Deadlines, Fiscal Policies, Twins
  • The extended deadline to file for candidacy in Virginia came and went on Thursday, leaving "Lt. Gov. John H. Hager and Attorney General Mark L. Earley competing for the [GOP] gubernatorial nomination," the Richmond Times-Dispatch reports.
  • The Newark Star-Ledger reports that a new Quinnipiac University poll shows former Rep. Bob Franks, R-N.J., leading conservative Bret Schundler "among registered Republican voters by 46 percent to 24 percent, despite his late start."

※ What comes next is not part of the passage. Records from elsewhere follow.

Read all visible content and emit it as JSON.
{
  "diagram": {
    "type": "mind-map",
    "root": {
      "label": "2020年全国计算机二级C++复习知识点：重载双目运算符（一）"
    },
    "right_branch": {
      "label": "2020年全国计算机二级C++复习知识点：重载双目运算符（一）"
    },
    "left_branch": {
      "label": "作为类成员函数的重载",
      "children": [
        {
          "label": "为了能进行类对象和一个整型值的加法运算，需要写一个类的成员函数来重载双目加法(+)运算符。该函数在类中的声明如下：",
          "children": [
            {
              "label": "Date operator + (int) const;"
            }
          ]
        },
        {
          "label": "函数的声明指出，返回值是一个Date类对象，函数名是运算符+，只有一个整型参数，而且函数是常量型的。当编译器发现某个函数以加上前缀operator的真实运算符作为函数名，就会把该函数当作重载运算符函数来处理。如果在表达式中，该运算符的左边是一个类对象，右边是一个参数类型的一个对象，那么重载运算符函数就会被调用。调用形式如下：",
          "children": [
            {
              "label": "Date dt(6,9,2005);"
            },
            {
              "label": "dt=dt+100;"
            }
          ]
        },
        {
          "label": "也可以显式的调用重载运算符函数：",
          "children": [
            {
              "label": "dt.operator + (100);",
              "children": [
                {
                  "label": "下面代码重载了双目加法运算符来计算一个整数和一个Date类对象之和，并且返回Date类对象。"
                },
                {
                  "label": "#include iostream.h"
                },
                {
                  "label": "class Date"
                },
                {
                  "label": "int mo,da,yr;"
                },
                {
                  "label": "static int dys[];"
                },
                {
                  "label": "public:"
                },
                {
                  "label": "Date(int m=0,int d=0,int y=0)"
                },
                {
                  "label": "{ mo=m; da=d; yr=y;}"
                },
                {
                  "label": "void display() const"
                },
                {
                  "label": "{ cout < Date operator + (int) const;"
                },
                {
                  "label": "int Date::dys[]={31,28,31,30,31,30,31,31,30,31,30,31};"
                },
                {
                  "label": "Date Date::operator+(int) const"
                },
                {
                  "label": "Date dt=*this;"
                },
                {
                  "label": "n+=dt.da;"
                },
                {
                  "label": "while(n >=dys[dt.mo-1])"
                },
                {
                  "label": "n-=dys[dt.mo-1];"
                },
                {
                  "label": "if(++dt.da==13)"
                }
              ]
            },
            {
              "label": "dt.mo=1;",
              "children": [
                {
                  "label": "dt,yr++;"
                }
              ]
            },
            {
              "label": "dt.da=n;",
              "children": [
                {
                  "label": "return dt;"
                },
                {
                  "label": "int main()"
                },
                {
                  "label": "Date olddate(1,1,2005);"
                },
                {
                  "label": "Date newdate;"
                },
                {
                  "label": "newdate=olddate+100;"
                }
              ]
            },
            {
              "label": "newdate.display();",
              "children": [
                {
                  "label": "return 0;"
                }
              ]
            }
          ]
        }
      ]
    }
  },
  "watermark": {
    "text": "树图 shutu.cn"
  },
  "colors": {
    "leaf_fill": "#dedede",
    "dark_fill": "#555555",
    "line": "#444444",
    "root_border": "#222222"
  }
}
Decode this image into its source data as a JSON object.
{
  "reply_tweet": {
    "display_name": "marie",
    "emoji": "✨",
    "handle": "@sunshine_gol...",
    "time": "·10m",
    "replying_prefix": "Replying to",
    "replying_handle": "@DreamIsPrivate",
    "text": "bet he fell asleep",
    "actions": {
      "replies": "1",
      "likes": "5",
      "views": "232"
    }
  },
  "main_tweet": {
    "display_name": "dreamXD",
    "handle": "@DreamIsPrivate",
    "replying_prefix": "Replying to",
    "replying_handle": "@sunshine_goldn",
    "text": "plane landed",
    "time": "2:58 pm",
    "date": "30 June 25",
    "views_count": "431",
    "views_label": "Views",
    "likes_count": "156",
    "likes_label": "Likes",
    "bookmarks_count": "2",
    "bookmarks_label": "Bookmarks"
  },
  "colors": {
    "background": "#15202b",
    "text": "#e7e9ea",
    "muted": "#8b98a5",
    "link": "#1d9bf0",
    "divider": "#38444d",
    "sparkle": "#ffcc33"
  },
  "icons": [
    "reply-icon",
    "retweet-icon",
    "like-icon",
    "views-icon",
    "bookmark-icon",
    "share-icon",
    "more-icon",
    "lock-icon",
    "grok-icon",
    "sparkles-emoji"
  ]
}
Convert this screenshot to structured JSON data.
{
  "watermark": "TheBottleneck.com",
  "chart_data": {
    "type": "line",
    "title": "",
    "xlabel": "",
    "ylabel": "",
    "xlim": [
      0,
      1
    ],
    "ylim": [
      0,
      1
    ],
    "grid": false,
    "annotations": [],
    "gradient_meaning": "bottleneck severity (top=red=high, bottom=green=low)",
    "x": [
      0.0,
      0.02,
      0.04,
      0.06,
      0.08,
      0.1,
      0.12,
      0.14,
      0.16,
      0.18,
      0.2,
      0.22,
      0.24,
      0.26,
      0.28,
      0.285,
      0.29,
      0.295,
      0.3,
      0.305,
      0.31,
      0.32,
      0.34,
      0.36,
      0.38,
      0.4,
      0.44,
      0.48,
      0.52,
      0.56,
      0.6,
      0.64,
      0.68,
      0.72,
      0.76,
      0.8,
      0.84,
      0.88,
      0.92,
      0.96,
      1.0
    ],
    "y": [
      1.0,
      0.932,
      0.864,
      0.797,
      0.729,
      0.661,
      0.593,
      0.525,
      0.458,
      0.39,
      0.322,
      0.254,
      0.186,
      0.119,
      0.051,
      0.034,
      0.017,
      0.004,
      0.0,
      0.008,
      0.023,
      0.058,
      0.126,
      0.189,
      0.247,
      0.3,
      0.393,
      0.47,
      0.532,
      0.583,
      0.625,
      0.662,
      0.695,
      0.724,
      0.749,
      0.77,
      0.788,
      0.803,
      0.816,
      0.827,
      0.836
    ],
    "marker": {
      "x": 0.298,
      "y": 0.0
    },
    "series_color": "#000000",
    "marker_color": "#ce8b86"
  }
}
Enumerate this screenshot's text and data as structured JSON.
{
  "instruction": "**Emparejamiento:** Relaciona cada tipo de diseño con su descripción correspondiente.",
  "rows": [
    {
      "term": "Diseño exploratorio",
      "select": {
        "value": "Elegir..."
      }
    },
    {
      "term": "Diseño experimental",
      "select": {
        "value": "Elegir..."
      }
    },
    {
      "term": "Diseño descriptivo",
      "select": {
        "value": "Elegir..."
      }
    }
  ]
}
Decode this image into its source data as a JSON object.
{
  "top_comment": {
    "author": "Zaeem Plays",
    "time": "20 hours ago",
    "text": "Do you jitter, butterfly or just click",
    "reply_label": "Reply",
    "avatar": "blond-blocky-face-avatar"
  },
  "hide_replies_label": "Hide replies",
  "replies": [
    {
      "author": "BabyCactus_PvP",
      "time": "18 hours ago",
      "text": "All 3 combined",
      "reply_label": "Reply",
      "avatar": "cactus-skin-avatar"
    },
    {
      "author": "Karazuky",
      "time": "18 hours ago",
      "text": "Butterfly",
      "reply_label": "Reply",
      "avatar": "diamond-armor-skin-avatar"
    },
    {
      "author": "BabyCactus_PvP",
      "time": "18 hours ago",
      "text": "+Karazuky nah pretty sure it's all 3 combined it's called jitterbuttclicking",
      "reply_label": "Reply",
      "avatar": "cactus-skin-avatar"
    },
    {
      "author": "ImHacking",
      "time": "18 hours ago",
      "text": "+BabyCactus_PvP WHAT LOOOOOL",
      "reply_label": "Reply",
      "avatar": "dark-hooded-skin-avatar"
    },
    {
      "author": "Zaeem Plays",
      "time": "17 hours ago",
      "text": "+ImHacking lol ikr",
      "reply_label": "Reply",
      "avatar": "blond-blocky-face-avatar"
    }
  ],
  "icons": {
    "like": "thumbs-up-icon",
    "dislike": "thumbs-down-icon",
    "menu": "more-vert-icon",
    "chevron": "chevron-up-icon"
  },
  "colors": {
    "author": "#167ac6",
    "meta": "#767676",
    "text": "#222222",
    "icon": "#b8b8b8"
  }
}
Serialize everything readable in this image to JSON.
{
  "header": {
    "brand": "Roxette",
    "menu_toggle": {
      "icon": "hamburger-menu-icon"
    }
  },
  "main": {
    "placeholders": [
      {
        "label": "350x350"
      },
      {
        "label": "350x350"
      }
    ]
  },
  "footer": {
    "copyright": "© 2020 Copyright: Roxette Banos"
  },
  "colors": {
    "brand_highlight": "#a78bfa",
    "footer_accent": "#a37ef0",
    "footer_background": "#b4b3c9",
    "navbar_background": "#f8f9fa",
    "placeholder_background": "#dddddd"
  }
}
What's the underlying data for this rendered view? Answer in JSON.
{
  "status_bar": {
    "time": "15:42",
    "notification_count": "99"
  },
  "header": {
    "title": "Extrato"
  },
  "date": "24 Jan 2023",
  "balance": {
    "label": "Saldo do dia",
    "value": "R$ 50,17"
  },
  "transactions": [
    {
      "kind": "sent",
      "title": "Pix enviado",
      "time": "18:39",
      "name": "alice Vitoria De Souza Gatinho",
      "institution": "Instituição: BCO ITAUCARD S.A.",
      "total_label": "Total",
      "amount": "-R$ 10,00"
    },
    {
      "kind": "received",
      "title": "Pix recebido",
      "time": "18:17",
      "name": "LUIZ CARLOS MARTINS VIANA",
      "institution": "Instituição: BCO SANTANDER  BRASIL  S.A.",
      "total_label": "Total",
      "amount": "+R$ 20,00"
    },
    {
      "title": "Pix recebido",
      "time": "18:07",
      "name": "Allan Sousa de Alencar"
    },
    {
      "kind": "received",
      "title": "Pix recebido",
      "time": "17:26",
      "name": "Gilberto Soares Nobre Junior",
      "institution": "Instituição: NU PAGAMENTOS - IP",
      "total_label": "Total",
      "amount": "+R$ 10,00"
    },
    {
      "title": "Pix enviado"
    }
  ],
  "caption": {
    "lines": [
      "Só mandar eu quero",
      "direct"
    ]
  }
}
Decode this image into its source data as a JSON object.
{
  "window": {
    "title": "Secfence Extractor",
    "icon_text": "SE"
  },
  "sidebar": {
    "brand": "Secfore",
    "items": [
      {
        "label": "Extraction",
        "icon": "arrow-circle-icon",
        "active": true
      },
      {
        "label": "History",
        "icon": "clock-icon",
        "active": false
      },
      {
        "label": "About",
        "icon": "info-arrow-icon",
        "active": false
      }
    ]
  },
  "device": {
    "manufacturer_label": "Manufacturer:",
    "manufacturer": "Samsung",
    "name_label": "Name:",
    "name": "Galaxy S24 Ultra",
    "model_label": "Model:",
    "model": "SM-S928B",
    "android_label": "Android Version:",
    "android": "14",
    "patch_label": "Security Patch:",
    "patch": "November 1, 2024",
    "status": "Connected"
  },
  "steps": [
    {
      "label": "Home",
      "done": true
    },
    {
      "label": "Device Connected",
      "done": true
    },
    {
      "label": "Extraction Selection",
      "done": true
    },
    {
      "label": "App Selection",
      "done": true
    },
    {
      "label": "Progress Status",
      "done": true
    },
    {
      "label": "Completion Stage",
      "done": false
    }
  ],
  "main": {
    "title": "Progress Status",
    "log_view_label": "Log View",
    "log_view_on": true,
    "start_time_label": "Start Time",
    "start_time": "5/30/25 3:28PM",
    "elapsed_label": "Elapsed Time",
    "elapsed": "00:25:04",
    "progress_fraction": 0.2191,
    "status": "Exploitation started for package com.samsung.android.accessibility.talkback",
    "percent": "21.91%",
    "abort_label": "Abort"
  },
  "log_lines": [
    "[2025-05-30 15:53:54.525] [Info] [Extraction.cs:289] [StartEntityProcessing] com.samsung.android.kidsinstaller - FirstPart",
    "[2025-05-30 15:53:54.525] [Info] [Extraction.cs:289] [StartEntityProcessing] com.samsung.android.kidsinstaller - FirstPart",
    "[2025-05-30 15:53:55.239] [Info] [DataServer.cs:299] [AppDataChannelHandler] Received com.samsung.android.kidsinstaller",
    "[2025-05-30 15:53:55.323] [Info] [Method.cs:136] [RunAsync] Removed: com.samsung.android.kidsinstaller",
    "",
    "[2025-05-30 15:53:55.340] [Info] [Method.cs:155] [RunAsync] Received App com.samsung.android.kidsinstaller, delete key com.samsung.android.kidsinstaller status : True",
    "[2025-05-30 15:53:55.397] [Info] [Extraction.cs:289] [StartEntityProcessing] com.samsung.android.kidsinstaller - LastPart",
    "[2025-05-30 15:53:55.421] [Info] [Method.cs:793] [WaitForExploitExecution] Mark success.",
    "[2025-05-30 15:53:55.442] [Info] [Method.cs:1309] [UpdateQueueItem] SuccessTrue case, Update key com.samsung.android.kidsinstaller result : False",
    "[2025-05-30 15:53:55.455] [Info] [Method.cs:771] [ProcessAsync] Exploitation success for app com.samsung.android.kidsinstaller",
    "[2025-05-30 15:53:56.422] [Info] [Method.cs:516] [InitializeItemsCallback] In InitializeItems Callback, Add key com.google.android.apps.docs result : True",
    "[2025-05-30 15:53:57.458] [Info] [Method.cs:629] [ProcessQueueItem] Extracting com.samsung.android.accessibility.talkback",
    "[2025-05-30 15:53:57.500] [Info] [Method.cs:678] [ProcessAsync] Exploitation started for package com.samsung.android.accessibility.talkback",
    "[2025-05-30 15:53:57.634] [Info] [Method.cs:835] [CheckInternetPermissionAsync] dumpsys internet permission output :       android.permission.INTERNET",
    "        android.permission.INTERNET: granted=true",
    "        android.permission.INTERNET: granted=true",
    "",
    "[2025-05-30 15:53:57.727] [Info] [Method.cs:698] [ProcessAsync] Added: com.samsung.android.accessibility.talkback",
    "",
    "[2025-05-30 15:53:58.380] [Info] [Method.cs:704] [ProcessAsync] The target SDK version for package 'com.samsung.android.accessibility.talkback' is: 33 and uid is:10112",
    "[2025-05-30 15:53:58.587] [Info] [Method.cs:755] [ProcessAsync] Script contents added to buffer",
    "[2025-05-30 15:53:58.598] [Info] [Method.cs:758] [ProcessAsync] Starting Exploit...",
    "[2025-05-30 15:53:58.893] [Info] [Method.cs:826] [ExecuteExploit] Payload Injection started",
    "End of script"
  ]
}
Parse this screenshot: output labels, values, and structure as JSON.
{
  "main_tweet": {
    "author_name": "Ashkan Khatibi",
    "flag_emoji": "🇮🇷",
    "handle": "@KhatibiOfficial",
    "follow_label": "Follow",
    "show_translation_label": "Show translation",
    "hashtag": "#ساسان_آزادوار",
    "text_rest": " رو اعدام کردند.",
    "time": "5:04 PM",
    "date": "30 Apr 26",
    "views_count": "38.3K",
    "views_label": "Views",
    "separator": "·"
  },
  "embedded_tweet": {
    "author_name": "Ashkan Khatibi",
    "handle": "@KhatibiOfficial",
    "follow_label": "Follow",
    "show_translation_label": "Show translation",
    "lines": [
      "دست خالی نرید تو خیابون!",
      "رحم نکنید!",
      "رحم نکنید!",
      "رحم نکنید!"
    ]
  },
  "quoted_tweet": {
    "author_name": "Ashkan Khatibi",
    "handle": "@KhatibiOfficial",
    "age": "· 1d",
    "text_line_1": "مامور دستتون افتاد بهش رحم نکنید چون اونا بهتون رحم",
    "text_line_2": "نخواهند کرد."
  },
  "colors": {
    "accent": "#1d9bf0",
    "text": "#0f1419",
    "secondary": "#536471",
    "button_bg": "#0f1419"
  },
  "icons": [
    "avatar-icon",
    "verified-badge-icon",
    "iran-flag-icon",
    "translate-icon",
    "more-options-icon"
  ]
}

  • Massachusetts gubernatorial candidate Steve Grossman (D) called this week's Democratic criticism of acting Gov. Jane Swift (R), who is expected to run for a full term in 2002 and is now in the hospital waiting to give birth to twins, "outrageous," the Boston Herald reports.
  • New York gubernatorial candidate Andrew Cuomo (D) "blasted GOP Gov. George Pataki Thursday for having former California Gov. Pete Wilson, who supported what some consider anti-Hispanic initiatives, act as co-chairman for a Los Angeles fund-raiser this week," the Albany Times Union reports.
Gilmore Takes Back Holiday
  • Virginia Gov. Jim Gilmore (R) cancelled the state's "European American Heritage and History Month," saying "the requesting organization is headed nationally by David Duke, a former Ku Klux Klan leader," the Richmond Times-Dispatch reports.
  • Four senators -- Max Cleland, D-Ga., Rick Santorum, R-Pa., Hillary Clinton, D-N.Y., and Sam Brownback, R-Kan. -- sponsored a bill yesterday "to establish -- on or near the National Mall -- a museum that would document the struggles of black Americans in their march toward full citizenship," the Washington Times reports.
R.I.P.
  • "One of the wackiest sideshows of" Minnesota Gov. Jesse Ventura's [I] "tenure as the state's entertainer-in-chief came to an end Thursday with the demise of the XFL," the St. Paul Pioneer Press reports.